Friday, July 15, 2011

Bendakaya Pulusu / Vendaikai Puli Kulambu / Okra in Tamarind Gravy



The name 'Bendakaya pulusu' might sound like a Telugu dish for you and if so, your doubt is correct. It is the very generic recipe from Telugu cuisine. Though we adopted Tamil cuisine long ago, few recipes which we prepare are inclined to Telugu cuisine which is because it is our native cuisine. One among those recipes is Bendakaya Pulusu. It is the one which I ask for whenever I visit my granny's
place. Her pulusu is unique and no one brings the taste of hers.



For those who have no idea about pulusu, It is a slightly thick watery stew which is typically cooked using tamarind. The word pulusu is derived from pulupu (The sour taste). so any vegetables(okra, brinjal, plantain etc) cooked with tamarind or with any sour flavour, it can be called as pulusu.







Basic Information:
Preparation Time: 10 minutes
Cooking Time: 25 minutes
Serves: 3


Ingredients:


Bendakaya /Okra/ Ladys finger - 250grams
Tamarind - 1 gooseberry size
Onion - 1 medium size, chopped
Tomato - 1 medium size, chopped
Green chilli - 1 no, slit lengthwise
Red chilli powder - 1 teaspoon
Coriander powder - 1 teaspoon
Turmeric powder - 1/4 teaspoon
Salt - to taste
Curry leaves - 1 string
Coriander leaves - 2 strings
Mustard seeds and urid dal - 1/2 teaspoon
Oil - 3 teaspoon

Method:





1) Soak tamarind in 2 cups of warm water for 10 minutes and extract juice from it. Keep it aside.
2) Wash the Okra in water and wipe them using a kitchen towel. Chop them into an inch pieces.
3) In a pan, heat oil and when it is hot, add mustard seeds and urid dal. Allow to splutter.
4) Add curry leaves, green chilli and onion. Saute till the onion become translucent and add tomato. Saute till they completely mashes.
5) Add chopped okras and salt. Fry for few minutes.
6) When okras are little soft add tamarind juice, coriander powder, red chilli powder and turmeric powder.
7) Stir and bring the flame to medium low.
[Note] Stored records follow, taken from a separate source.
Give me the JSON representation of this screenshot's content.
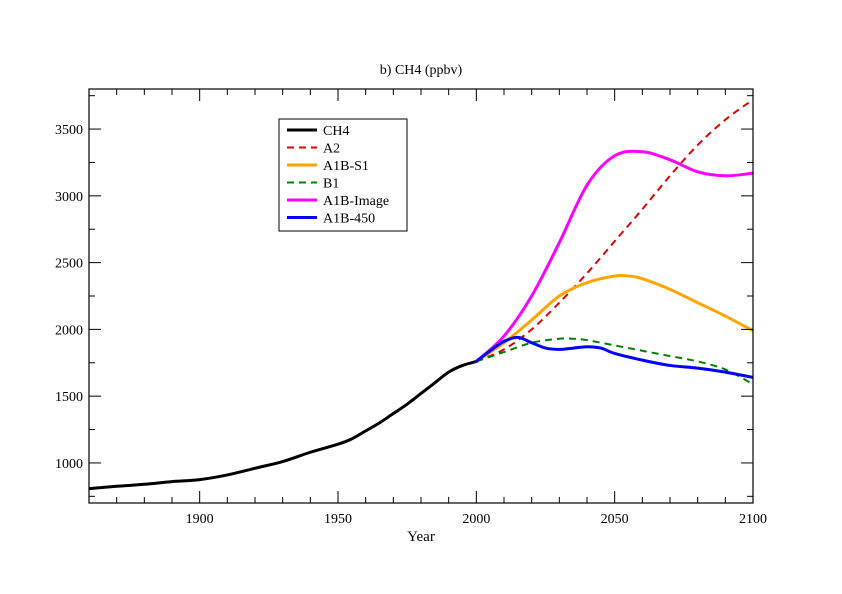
{
  "chart_data": {
    "type": "line",
    "title": "b) CH4 (ppbv)",
    "xlabel": "Year",
    "ylabel": "",
    "xlim": [
      1860,
      2100
    ],
    "ylim": [
      700,
      3800
    ],
    "xticks": [
      1900,
      1950,
      2000,
      2050,
      2100
    ],
    "yticks": [
      1000,
      1500,
      2000,
      2500,
      3000,
      3500
    ],
    "grid": false,
    "legend_position": "top-left",
    "series": [
      {
        "name": "CH4",
        "color": "#000000",
        "dash": "solid",
        "width": 3,
        "x": [
          1860,
          1870,
          1880,
          1890,
          1900,
          1910,
          1920,
          1930,
          1940,
          1950,
          1955,
          1960,
          1965,
          1970,
          1975,
          1980,
          1985,
          1990,
          1995,
          2000
        ],
        "y": [
          808,
          825,
          840,
          860,
          875,
          910,
          960,
          1010,
          1080,
          1140,
          1180,
          1240,
          1300,
          1370,
          1440,
          1520,
          1600,
          1680,
          1730,
          1760
        ]
      },
      {
        "name": "A2",
        "color": "#e00000",
        "dash": "dashed",
        "width": 2,
        "x": [
          2000,
          2010,
          2020,
          2030,
          2040,
          2050,
          2060,
          2070,
          2080,
          2090,
          2100
        ],
        "y": [
          1760,
          1850,
          2000,
          2200,
          2420,
          2660,
          2900,
          3150,
          3380,
          3570,
          3720
        ]
      },
      {
        "name": "A1B-S1",
        "color": "#ffa500",
        "dash": "solid",
        "width": 3,
        "x": [
          2000,
          2010,
          2020,
          2030,
          2040,
          2050,
          2055,
          2060,
          2070,
          2080,
          2090,
          2100
        ],
        "y": [
          1760,
          1900,
          2070,
          2250,
          2350,
          2400,
          2400,
          2380,
          2300,
          2200,
          2100,
          1990
        ]
      },
      {
        "name": "B1",
        "color": "#008000",
        "dash": "dashed",
        "width": 2,
        "x": [
          2000,
          2010,
          2020,
          2030,
          2035,
          2040,
          2050,
          2060,
          2070,
          2080,
          2090,
          2100
        ],
        "y": [
          1760,
          1830,
          1900,
          1930,
          1930,
          1920,
          1880,
          1840,
          1800,
          1760,
          1700,
          1590
        ]
      },
      {
        "name": "A1B-Image",
        "color": "#ff00ff",
        "dash": "solid",
        "width": 3,
        "x": [
          2000,
          2010,
          2020,
          2030,
          2040,
          2050,
          2060,
          2070,
          2080,
          2090,
          2100
        ],
        "y": [
          1760,
          1950,
          2250,
          2650,
          3080,
          3300,
          3330,
          3270,
          3180,
          3150,
          3170
        ]
      },
      {
        "name": "A1B-450",
        "color": "#0000ff",
        "dash": "solid",
        "width": 3,
        "x": [
          2000,
          2005,
          2010,
          2015,
          2020,
          2025,
          2030,
          2035,
          2040,
          2045,
          2050,
          2060,
          2070,
          2080,
          2090,
          2100
        ],
        "y": [
          1760,
          1840,
          1910,
          1940,
          1900,
          1860,
          1850,
          1860,
          1870,
          1860,
          1820,
          1770,
          1730,
          1710,
          1680,
          1640
        ]
      }
    ]
  }
}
8) Cover using a lid for 10-20 minutes till the gravy slightly thickens.

9) Remove from heat and garnish with coriander leaves.

10) It tastes best when served with white rice.



Note:


1) You can fry okras separately in 3 teaspoon of oil and add to the pan. In this case, you can add tamarind juice followed by okra directly.

2) Instead of red chilli powder and coriander powder, you can also add sambar masala powder. Since the tangy flavor dominates in this dish, It won't make big difference by adding sambar masala.

3) Make sure the okras are dry, otherwise it will get messy up with tomato and take additional stir and time to cook.